Published by EPPC above, including articles by Leon R. Kass who makes some poignant arguments for having ethical determinations lead the way of science (worth checking out). I don’t wholly agree with as he is nearer to the fundamental Edict Driven Approach than I prefer to be, but he does nonetheless offer interesting arguments (notwithstanding bringing God into the fray, which, I don’t know, just sounds inappropriate to me. I realize that religion has a place in bioethics as a sizable portion of the citizenry is religious in one way or another, but I don’t think that a bioethicist ought to rely on God in making arguments…this is another topic though.)

They do have a great quote that I feel should be noted:
Conservatives and Liberals both believe in the virtues of modernity, often in identical ways. But they also offer competing visions of what progress is, where it leads, and what it requires. Conservatives want to send men to Mars, ban embryo research, curb weapons spending, and build hydrogen cars. Liberals want to keep human beings on earth, fund embryo research, curb weapons spending, and build hydrogen cars. The two political camps sometimes disagree about the respective roles of government and the private sector in promoting scientific and technological progress. And they sometimes disagree more profoundly about what it means to advance, with very different conceptions of what should be ‘off limits’ to scientific research and technological development. The machine in the garden distresses the liberals; the pipette in the embryo distresses conservatives.

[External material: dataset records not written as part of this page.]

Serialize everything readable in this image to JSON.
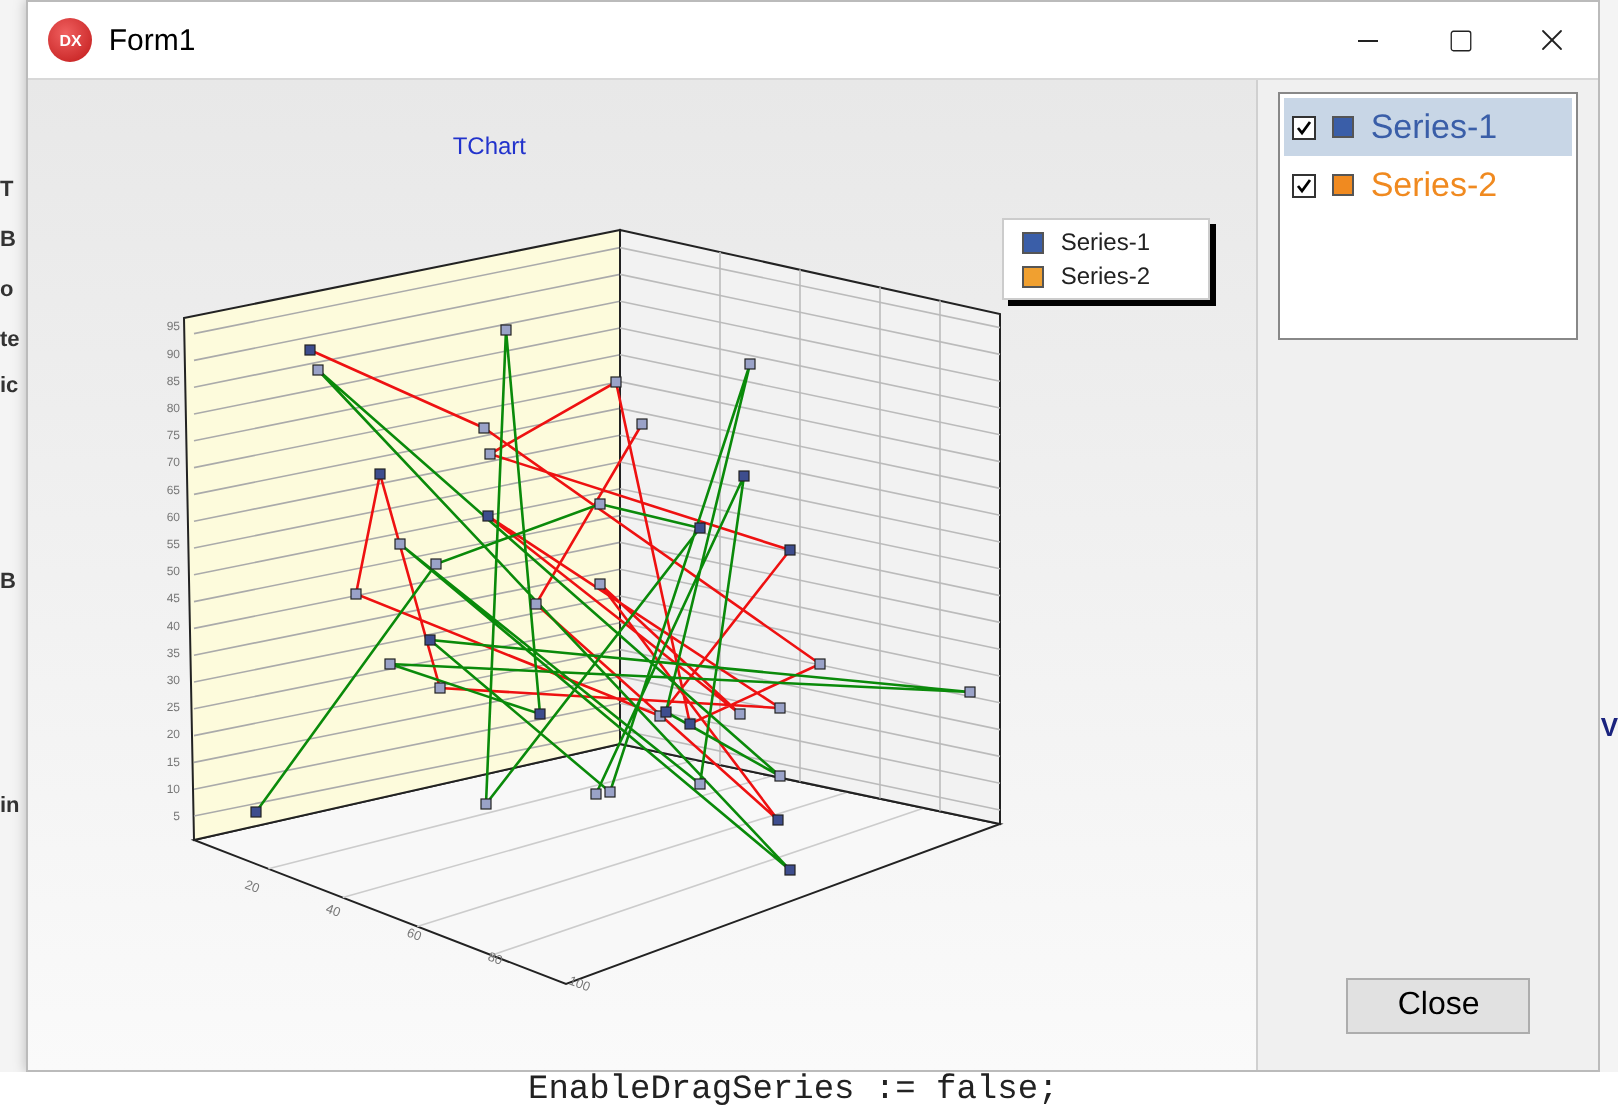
{
  "background": {
    "left_fragments": [
      "T",
      "B",
      "o",
      "te",
      "ic",
      "B",
      "in"
    ],
    "right_fragments": [
      "V"
    ],
    "code_line": "EnableDragSeries := false;"
  },
  "window": {
    "app_icon_text": "DX",
    "title": "Form1"
  },
  "chart": {
    "title": "TChart",
    "series": [
      {
        "name": "Series-1",
        "color": "#3a5ea8"
      },
      {
        "name": "Series-2",
        "color": "#f0a030"
      }
    ],
    "y_ticks": [
      "95",
      "90",
      "85",
      "80",
      "75",
      "70",
      "65",
      "60",
      "55",
      "50",
      "45",
      "40",
      "35",
      "30",
      "25",
      "20",
      "15",
      "10",
      "5"
    ],
    "x_ticks": [
      "20",
      "40",
      "60",
      "80",
      "100"
    ]
  },
  "series_list": [
    {
      "label": "Series-1",
      "checked": true,
      "selected": true,
      "color": "#3a5ea8"
    },
    {
      "label": "Series-2",
      "checked": true,
      "selected": false,
      "color": "#f08a20"
    }
  ],
  "close_button": "Close"
}
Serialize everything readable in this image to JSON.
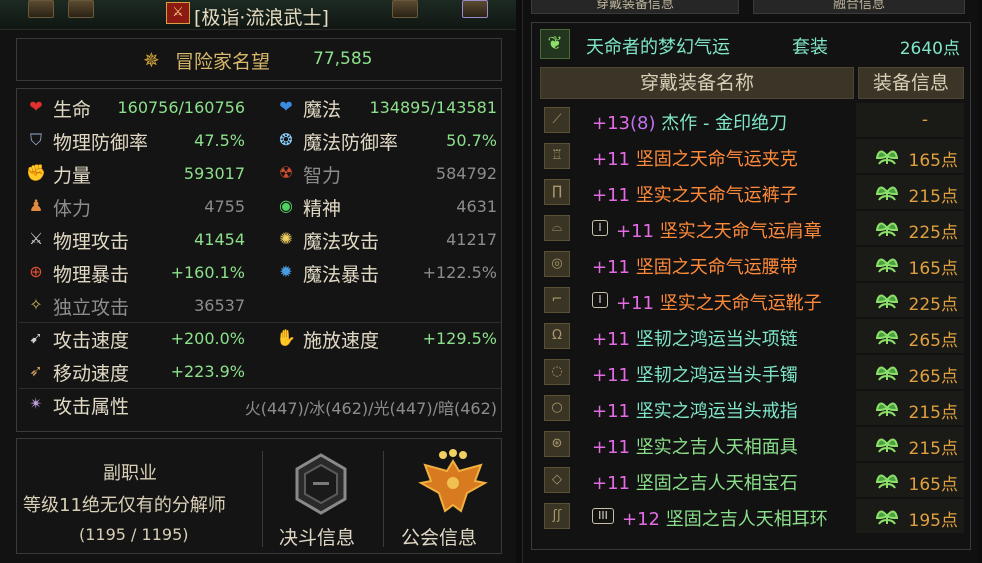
{
  "title": "[极诣·流浪武士]",
  "fame": {
    "label": "冒险家名望",
    "value": "77,585"
  },
  "stats": [
    {
      "icon": "heart-icon",
      "label": "生命",
      "value": "160756/160756",
      "label2": "魔法",
      "icon2": "mana-heart-icon",
      "value2": "134895/143581"
    },
    {
      "icon": "shield-icon",
      "label": "物理防御率",
      "value": "47.5%",
      "label2": "魔法防御率",
      "icon2": "magic-shield-icon",
      "value2": "50.7%"
    },
    {
      "icon": "strength-icon",
      "label": "力量",
      "value": "593017",
      "label2": "智力",
      "icon2": "intelligence-icon",
      "value2": "584792"
    },
    {
      "icon": "stamina-icon",
      "label": "体力",
      "value": "4755",
      "label2": "精神",
      "icon2": "spirit-icon",
      "value2": "4631"
    },
    {
      "icon": "sword-icon",
      "label": "物理攻击",
      "value": "41454",
      "label2": "魔法攻击",
      "icon2": "magic-attack-icon",
      "value2": "41217"
    },
    {
      "icon": "crosshair-icon",
      "label": "物理暴击",
      "value": "+160.1%",
      "label2": "魔法暴击",
      "icon2": "magic-crit-icon",
      "value2": "+122.5%"
    },
    {
      "icon": "independent-attack-icon",
      "label": "独立攻击",
      "value": "36537",
      "label2": "",
      "icon2": "",
      "value2": ""
    },
    {
      "icon": "attack-speed-icon",
      "label": "攻击速度",
      "value": "+200.0%",
      "label2": "施放速度",
      "icon2": "cast-speed-icon",
      "value2": "+129.5%"
    },
    {
      "icon": "move-speed-icon",
      "label": "移动速度",
      "value": "+223.9%",
      "label2": "",
      "icon2": "",
      "value2": ""
    },
    {
      "icon": "element-icon",
      "label": "攻击属性",
      "value": "火(447)/冰(462)/光(447)/暗(462)",
      "label2": "",
      "icon2": "",
      "value2": ""
    }
  ],
  "subjob": {
    "title": "副职业",
    "desc": "等级11绝无仅有的分解师",
    "progress": "(1195 / 1195)"
  },
  "duel": {
    "label": "决斗信息"
  },
  "guild": {
    "label": "公会信息"
  },
  "tabs": [
    "穿戴装备信息",
    "融合信息"
  ],
  "set": {
    "name": "天命者的梦幻气运",
    "kind": "套装",
    "points": "2640点"
  },
  "headers": {
    "name": "穿戴装备名称",
    "info": "装备信息"
  },
  "equipment": [
    {
      "icon": "weapon-icon",
      "prefix": "",
      "plus": "+13",
      "amp": "(8)",
      "name": "杰作 - 金印绝刀",
      "color": "cyan",
      "points": "-",
      "leaf": false
    },
    {
      "icon": "top-armor-icon",
      "prefix": "",
      "plus": "+11",
      "amp": "",
      "name": "坚固之天命气运夹克",
      "color": "orange",
      "points": "165点",
      "leaf": true
    },
    {
      "icon": "pants-icon",
      "prefix": "",
      "plus": "+11",
      "amp": "",
      "name": "坚实之天命气运裤子",
      "color": "orange",
      "points": "215点",
      "leaf": true
    },
    {
      "icon": "shoulder-icon",
      "prefix": "I",
      "plus": "+11",
      "amp": "",
      "name": "坚实之天命气运肩章",
      "color": "orange",
      "points": "225点",
      "leaf": true
    },
    {
      "icon": "belt-icon",
      "prefix": "",
      "plus": "+11",
      "amp": "",
      "name": "坚固之天命气运腰带",
      "color": "orange",
      "points": "165点",
      "leaf": true
    },
    {
      "icon": "boots-icon",
      "prefix": "I",
      "plus": "+11",
      "amp": "",
      "name": "坚实之天命气运靴子",
      "color": "orange",
      "points": "225点",
      "leaf": true
    },
    {
      "icon": "necklace-icon",
      "prefix": "",
      "plus": "+11",
      "amp": "",
      "name": "坚韧之鸿运当头项链",
      "color": "cyan",
      "points": "265点",
      "leaf": true
    },
    {
      "icon": "bracelet-icon",
      "prefix": "",
      "plus": "+11",
      "amp": "",
      "name": "坚韧之鸿运当头手镯",
      "color": "cyan",
      "points": "265点",
      "leaf": true
    },
    {
      "icon": "ring-icon",
      "prefix": "",
      "plus": "+11",
      "amp": "",
      "name": "坚实之鸿运当头戒指",
      "color": "cyan",
      "points": "215点",
      "leaf": true
    },
    {
      "icon": "support-icon",
      "prefix": "",
      "plus": "+11",
      "amp": "",
      "name": "坚实之吉人天相面具",
      "color": "green",
      "points": "215点",
      "leaf": true
    },
    {
      "icon": "magic-stone-icon",
      "prefix": "",
      "plus": "+11",
      "amp": "",
      "name": "坚固之吉人天相宝石",
      "color": "green",
      "points": "165点",
      "leaf": true
    },
    {
      "icon": "earring-icon",
      "prefix": "III",
      "plus": "+12",
      "amp": "",
      "name": "坚固之吉人天相耳环",
      "color": "green",
      "points": "195点",
      "leaf": true
    }
  ]
}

--Fall 2004/Winter 2005, Editorial, Science in the Public Square

They have another article on the acorn and the tree argument vis-à-vis embryos and humans that is also worth a read. I’ve always thought that such argument confuse potentiality with actuality, but that too will be another topic explored later on in more detail.

Center for Bioethics and Culture Network

International Taks Force on Euthanasia and Assisted Suicide

Discovery Institute

Center for Bioethics and Human Dignity

Do No Harm

Keep in mind, I do not intend to at this time endorse or disapprove of the views expressed by the individuals/organizations above. This was mission to find basis for bioethical views I'm not familiar with.